When it comes to personal finance, positive home equity has
become a major player with the increase in home prices over the last 10 years. For
many a year in the UK,
secured home equity loans rates are at their most competitive level.
Secured home equity loan is a credit or loan agreement that
is secured by means of collateral set by the loan applicant. Collateral (in
Home Equity) is primarily the property of the applicant whether it is a primary
or secondary doesn't matter providing the indicated property is the
legitimately owned by the applicant.
The applicant is awarded a credit line or a lump sum that
has an indicated set period where the amount should be paid plus the interest.
If in event the applicant cannot repay, the property is foreclosed and
repossessed.
After which the equity lender should be able to recoup all or most
losses by reselling the property. That's the main reason why secured home
equity loans have lower interest rate compared to unsecured loans.
Secured home equity loan rates are generally determined by
the risk that the lender is taking.
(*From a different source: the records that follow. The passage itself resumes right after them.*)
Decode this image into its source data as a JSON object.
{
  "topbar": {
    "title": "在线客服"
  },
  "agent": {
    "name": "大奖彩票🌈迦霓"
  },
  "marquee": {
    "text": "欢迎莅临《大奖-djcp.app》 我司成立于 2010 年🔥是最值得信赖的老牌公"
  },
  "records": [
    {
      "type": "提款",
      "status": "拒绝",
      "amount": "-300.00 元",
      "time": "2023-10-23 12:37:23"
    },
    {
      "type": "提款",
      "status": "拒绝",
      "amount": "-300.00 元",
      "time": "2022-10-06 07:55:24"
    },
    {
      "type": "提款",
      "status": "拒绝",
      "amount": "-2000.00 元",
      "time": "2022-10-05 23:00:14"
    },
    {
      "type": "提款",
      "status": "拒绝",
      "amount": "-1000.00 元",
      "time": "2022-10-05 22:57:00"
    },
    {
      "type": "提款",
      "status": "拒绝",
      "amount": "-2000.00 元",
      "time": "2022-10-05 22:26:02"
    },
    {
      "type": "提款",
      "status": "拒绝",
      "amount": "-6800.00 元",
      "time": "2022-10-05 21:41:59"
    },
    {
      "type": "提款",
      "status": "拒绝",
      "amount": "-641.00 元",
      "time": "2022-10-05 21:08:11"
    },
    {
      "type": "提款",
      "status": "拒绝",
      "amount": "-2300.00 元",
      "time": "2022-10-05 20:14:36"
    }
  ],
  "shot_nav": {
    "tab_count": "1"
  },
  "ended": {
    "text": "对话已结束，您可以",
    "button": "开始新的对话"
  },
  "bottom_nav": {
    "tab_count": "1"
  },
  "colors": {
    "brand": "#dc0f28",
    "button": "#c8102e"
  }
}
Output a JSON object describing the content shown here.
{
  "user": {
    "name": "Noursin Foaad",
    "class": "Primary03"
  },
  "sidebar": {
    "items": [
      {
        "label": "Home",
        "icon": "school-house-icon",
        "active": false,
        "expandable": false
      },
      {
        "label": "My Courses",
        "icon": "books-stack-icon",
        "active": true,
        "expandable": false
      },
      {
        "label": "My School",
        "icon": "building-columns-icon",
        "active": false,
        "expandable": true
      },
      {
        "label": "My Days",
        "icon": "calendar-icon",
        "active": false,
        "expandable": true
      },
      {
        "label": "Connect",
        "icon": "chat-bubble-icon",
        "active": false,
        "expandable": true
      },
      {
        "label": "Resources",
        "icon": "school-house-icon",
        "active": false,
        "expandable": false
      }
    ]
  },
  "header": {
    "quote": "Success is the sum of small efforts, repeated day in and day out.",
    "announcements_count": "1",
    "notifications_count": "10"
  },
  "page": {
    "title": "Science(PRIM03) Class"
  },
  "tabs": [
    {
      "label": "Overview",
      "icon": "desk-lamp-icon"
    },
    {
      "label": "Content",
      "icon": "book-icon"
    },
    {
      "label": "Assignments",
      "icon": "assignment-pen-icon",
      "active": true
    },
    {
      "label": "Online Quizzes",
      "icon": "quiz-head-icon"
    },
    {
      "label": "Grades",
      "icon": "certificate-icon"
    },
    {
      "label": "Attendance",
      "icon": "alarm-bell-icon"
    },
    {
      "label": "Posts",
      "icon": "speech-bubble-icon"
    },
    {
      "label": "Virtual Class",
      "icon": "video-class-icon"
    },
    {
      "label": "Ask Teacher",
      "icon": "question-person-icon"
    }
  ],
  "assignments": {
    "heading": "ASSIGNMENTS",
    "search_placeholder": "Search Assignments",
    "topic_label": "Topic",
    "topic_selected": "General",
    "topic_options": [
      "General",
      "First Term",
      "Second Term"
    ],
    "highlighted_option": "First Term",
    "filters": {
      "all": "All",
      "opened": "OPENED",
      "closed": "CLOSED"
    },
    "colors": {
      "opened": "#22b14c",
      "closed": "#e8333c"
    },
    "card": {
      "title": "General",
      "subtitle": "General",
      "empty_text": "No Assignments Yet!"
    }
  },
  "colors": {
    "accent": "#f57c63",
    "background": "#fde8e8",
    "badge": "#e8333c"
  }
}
A home equity loan will be seen as a
second-charge on the property if a homeowner is still paying off their first
mortgage.
This means that should the homeowner default on repayments to the
point that the property is repossessed, the lender of the first mortgage will
claim back funds first before the lender of the second-charge equity home loan
gets a look in.
When a home is repossessed, it is normally sold at auction
by a representative of the first loan company in order to recoup the loan
extended to the original homeowner.
Homes at auction can be sold substantially
under their market value, depending upon the amount of loan that is outstanding
against the first mortgage.
It is therefore possible that a home at auction
will not fully recapture the total amount of debt outstanding on it, leaving
the lender of the second-charge home equity loan in a position of not
recovering the equity loan completely.
Given this potential scenario a home equity loan is a bigger
risk for a lender to take, and therefore incurs higher repayment rates than a
first mortgage loan.
From the borrower's perspective though, a home equity loan
provides great value, as there are very few other loan products available on
the market that offer rates as competitive as secured home equity loans.
A
secured home equity loan is one of the cheapest ways to secure additional
borrowing when you already have a mortgage.
Secured home equity loan rates vary between loan providers.
On average, current home equity loan rates are between 6% to 9%, however if you
apply for a home equity loan with your existing home loan provider, you may be
able to secure additional borrowing on home equity at better rates.
Additionally, if you have paid off your first mortgage and
then want to borrow against the equity in your home - which could be the full
value of your home if you have no other loan secured against it - then you will
have an increased chance of obtaining preferential rates on the loan.
With so many choices, it can be a bit intimidating to find
the right home equity loan for you. Start by selecting the loan terms that meet
your needs, whether that's a large sum payment with a second mortgage or a
flexible line of credit.
Next, research lenders based on your ideal loan terms. Ask
for loan estimates, but dont give out your credit information just yet. Only
give permission for a lender to look at your credit score if you are serious
about applying for the loan. Otherwise, your credit score will drop needlessly
because of multiple credit inquires.
When comparing offers, look at the APR for the total loan
cost. But also read about any annual or miscellaneous fees. They can easily add
up to a couple of hundred of dollars a year.
In contrast, since unsecured loans have no agreed
collateral, interest rates are substantially higher and the set period of
repayment time is set shorter.
These loans types are dischargeable by declaring
bankruptcy. Because of the nature of the deal, lenders are more skeptical in
releasing unsecured bonds than secured home equity loans.
By applying a secured home equity loan, the deal puts your
home at risk, particularly if you're riddled with debts.
The Truth in Lending
Act allows three days from the day the agreement was signed to call off the
negotiation. So if the collateral is your principal dwelling, this would allow
you to change your mind for any reason.